La escalada de amenazas y exhibiciones militaristas con protagonismo en EEUU y Corea del Norte dibuja un preocupante escenario con Donald Trump intentando lavar su imagen cien días después de tomar posesión

Sábado, 29 de Abril de 2017 - Actualizado a las 06:08h

el mundo está contemplando de nuevo con creciente inquietud y preocupación la insensata escalada bélica, acompañada de la correspondiente salida de tono verbal, que se ha venido desarrollando en distintas zonas del planeta con protagonismo especial de EEUU, Rusia, Siria y Corea del Norte. Unos escenarios y unos protagonistas ciertamente impredecibles y que nos han situado ante las siempre peligrosas arengas y amenazas de guerra. El enconamiento de la situación en Corea del Norte, cuyo régimen está siempre dispuesto al enfrentamiento militar, sin olvidar la nueva tensión abierta entre EEUU y Rusia, que también ha alardeado de su potencial bélico, supone una escalada más que supera la fanfarronada dialéctica y nos acerca al enfrentamiento directo. El exhibicionismo mostrado por el dictador Kim Jong-un durante los últimos días, con impresionantes desfiles militares para mostrar su fuerza destructora, y sus amenazas de estar preparado para responder a un conflicto nuclear han vuelto a agitar los vientos de guerra y han generado la lógica preocupación de la comunidad internacional. Aumentada notablemente con nuevas pruebas de misiles de medio alcance. De momento, EEUU está respondiendo con cierta precaución, aunque calificando cualquier prueba de éstas como “provocación”. Da la sensación de que Donald Trump está empeñado en lavar su paupérrima gestión (cumple hoy cien días como presidente) con una escalada bélica que está sobrepasando los límites de la prudencia. No es nada nuevo, otros presidentes norteamericanos ya intentaron desviar la atención de sus fracasos en los asuntos internos mediante llamamientos a la guerra o al rearme para enfrentarse a enemigos exteriores. De momento, nos encontramos en medio de esta escalada de consecuencias aún inimaginables donde debería imperar la cordura.
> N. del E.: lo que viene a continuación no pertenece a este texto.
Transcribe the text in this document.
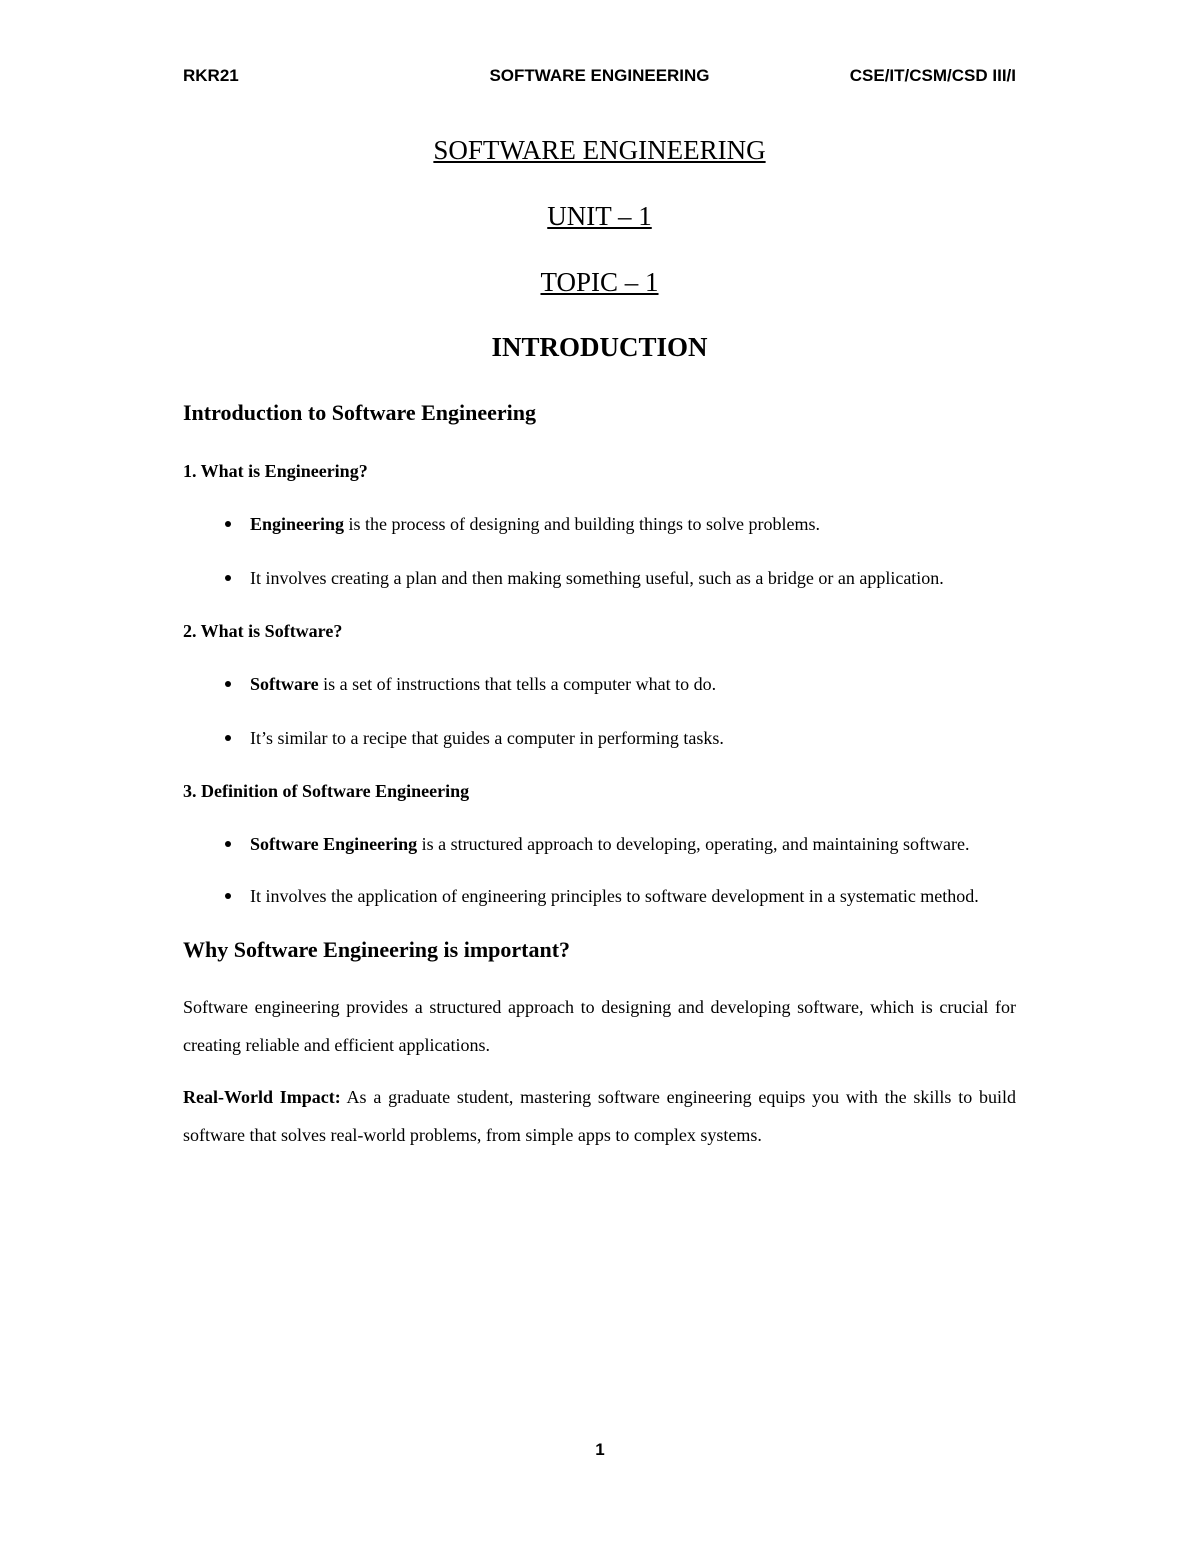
RKR21	SOFTWARE ENGINEERING	CSE/IT/CSM/CSD III/I

SOFTWARE ENGINEERING

UNIT – 1

TOPIC – 1

INTRODUCTION

Introduction to Software Engineering

1. What is Engineering?

Engineering is the process of designing and building things to solve problems.
It involves creating a plan and then making something useful, such as a bridge or an application.

2. What is Software?

Software is a set of instructions that tells a computer what to do.
It’s similar to a recipe that guides a computer in performing tasks.

3. Definition of Software Engineering

Software Engineering is a structured approach to developing, operating, and maintaining software.
It involves the application of engineering principles to software development in a systematic method.

Why Software Engineering is important?

Software engineering provides a structured approach to designing and developing software, which is crucial for creating reliable and efficient applications.

Real-World Impact: As a graduate student, mastering software engineering equips you with the skills to build software that solves real-world problems, from simple apps to complex systems.

1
EEUU reclamó ayer en la ONU (quien ha alertado sobre la escalada militar en la zona) más presión sobre Corea del Norte para forzarla a abandonar su programa nuclear, un llamamiento al que China y Rusia respondieron con el argumento de que el diálogo es la única salida posible. Mientras, Corea del Norte es el único país que ha desarrollado pruebas nucleares este siglo y su dictadorzuelo persiste en sus bravuconadas y amenazas de que su pueblo “está preparado para la guerra”. Las espadas siguen en alto.